Postgraduate Medical Journal
- Discipline: Medicine
- Language: English
- Edited by: Bernard Cheung

Publication details
- History: 1925–present
- Publisher: Oxford University Press on behalf of the Fellowship of Postgraduate Medicine (United Kingdom)
- Frequency: Monthly
- Open access: Hybrid
- Impact factor: 5.1 (2021)

Standard abbreviations
- ISO 4: Postgrad. Med. J.

Indexing
- CODEN: PGMJAO
- ISSN: 0032-5473 (print) 1469-0756 (web)
- OCLC no.: 01762715

Links
- Journal homepage; Online access; Online archive;

= Postgraduate Medical Journal =

The Postgraduate Medical Journal is a monthly peer-reviewed medical journal that was established in 1925 by the Fellowship of Postgraduate Medicine, of which it is the official journal. It is currently published on behalf of the Fellowship by the Oxford University Press.

==Scope==
The journal aims to contribute to the continuing professional development of physicians by publishing papers on a wide range of topics relevant to practicing clinicians and teachers. It covers translational research on clinical practice (translational medicine) in all branches of medicine and papers on medical education and medical education research. It publishes different types of articles, including original research papers, reviews, quality improvement reports, editorials, and correspondence.
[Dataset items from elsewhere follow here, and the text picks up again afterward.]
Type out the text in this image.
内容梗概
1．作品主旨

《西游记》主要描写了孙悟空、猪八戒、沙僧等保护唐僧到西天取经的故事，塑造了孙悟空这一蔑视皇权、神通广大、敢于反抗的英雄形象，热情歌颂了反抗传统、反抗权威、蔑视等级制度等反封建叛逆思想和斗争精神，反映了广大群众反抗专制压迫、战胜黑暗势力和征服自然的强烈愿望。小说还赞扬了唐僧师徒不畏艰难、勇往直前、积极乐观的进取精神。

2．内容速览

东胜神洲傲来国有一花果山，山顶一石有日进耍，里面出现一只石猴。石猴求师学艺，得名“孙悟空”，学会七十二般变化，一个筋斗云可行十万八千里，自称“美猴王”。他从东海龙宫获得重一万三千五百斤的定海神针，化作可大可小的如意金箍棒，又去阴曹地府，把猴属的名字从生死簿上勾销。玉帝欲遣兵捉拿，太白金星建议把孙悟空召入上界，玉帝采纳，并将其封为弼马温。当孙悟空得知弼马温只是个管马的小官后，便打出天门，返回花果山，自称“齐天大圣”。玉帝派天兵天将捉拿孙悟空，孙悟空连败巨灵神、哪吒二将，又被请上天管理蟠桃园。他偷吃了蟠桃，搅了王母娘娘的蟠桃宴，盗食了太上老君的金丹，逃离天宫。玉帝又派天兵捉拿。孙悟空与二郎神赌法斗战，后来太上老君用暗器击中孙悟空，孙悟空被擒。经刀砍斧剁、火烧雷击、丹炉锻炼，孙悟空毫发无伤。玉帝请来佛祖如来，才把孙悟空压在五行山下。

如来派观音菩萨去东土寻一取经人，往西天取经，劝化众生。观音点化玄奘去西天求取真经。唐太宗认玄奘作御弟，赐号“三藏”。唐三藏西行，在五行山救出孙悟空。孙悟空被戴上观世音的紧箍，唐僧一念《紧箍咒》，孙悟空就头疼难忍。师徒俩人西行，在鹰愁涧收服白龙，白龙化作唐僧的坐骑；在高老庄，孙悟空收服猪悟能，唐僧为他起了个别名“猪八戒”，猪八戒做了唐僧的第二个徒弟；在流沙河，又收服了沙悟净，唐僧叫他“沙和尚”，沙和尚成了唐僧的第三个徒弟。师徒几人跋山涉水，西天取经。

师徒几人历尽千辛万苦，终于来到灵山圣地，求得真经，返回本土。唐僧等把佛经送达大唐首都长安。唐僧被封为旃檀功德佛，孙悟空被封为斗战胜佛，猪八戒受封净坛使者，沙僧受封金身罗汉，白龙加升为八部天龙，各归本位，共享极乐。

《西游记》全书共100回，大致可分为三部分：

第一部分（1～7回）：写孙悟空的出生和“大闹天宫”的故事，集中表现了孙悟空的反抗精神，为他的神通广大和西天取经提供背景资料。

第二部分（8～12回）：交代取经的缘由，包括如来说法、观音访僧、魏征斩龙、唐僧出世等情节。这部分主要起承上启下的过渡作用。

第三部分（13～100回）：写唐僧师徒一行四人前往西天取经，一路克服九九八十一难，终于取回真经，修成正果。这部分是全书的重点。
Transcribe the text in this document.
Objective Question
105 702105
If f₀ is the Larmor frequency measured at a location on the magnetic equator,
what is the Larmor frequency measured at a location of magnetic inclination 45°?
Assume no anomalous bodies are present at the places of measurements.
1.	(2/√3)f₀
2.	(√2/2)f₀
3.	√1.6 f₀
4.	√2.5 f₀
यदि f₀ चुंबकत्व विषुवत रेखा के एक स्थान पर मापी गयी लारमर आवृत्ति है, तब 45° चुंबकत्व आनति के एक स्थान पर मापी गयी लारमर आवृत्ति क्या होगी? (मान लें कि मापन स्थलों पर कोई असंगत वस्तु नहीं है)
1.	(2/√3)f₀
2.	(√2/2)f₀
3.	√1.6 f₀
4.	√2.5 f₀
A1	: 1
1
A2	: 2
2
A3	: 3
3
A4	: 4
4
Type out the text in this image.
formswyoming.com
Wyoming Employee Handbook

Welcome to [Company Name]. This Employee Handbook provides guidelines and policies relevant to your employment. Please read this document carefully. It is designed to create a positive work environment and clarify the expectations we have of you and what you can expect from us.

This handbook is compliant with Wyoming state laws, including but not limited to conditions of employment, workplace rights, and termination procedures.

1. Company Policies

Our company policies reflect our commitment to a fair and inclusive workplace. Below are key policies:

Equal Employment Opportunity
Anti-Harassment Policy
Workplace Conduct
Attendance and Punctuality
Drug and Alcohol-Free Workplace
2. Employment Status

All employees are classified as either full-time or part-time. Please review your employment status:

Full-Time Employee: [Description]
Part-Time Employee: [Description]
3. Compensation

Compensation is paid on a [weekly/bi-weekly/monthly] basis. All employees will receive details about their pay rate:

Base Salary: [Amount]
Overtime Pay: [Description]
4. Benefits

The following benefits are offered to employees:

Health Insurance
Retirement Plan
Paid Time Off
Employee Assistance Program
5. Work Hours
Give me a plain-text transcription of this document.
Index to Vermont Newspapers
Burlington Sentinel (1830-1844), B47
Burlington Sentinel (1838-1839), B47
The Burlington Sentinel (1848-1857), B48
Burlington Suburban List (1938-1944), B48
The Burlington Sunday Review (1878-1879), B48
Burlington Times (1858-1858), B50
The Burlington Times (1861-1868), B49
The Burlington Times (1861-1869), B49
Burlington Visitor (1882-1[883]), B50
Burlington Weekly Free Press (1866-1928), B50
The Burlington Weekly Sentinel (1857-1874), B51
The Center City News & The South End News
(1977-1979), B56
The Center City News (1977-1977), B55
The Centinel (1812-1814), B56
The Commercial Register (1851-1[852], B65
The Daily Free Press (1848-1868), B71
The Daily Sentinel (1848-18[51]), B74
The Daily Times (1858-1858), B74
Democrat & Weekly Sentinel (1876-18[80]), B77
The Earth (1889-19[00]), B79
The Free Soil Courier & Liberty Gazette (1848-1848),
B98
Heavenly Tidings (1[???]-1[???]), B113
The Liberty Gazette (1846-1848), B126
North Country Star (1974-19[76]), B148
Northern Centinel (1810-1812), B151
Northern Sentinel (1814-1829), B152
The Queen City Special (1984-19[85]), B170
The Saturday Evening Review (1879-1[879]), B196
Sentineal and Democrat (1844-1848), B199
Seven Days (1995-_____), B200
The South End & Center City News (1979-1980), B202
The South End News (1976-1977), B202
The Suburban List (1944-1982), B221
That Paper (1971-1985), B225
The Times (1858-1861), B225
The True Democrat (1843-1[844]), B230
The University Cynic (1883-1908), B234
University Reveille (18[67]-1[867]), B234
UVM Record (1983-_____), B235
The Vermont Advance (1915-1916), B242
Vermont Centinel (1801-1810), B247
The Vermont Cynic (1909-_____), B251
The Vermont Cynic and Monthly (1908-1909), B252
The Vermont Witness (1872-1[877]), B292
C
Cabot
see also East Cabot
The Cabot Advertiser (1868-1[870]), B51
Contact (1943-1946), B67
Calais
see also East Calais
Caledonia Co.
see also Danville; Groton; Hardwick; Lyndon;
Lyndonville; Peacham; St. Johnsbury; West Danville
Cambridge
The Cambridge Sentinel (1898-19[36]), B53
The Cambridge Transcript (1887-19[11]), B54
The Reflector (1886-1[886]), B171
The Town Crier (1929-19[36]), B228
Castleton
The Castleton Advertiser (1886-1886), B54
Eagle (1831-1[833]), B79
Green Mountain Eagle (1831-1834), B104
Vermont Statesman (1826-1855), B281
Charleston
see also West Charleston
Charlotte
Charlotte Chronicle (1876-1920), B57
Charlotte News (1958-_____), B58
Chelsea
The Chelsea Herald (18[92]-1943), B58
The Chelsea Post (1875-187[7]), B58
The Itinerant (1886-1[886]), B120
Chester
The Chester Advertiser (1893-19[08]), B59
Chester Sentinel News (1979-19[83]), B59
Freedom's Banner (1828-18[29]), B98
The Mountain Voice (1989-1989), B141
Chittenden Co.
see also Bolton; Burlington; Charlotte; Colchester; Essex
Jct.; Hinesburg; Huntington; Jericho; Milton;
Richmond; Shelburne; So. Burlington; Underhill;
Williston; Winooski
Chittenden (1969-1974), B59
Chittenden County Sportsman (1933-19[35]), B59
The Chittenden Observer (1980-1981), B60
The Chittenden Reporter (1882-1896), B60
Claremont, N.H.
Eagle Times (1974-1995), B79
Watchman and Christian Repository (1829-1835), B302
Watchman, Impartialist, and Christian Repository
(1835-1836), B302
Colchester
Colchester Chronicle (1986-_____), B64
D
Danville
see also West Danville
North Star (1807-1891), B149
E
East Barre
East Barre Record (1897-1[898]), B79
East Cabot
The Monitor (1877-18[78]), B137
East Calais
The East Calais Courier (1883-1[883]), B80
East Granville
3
==Abstracting and indexing==
The journal is abstracted and indexed in the Science Citation Index, Current Contents/Clinical Medicine, and the Index Medicus/PubMed/MEDLINE. According to the Journal Citation Reports, the journal has a 2017 impact factor of 2.078.

==Conferences==
The journal organises occasional conferences in partnership with the Fellowship of Postgraduate Medicine. In 2015, the fellowship organised a conference to mark the 90th anniversary of the journal. In May 2018, jointly with the journal and the University of Hong Kong, the fellowship organised a clinical updates session at the Hong Kong Medical Forum.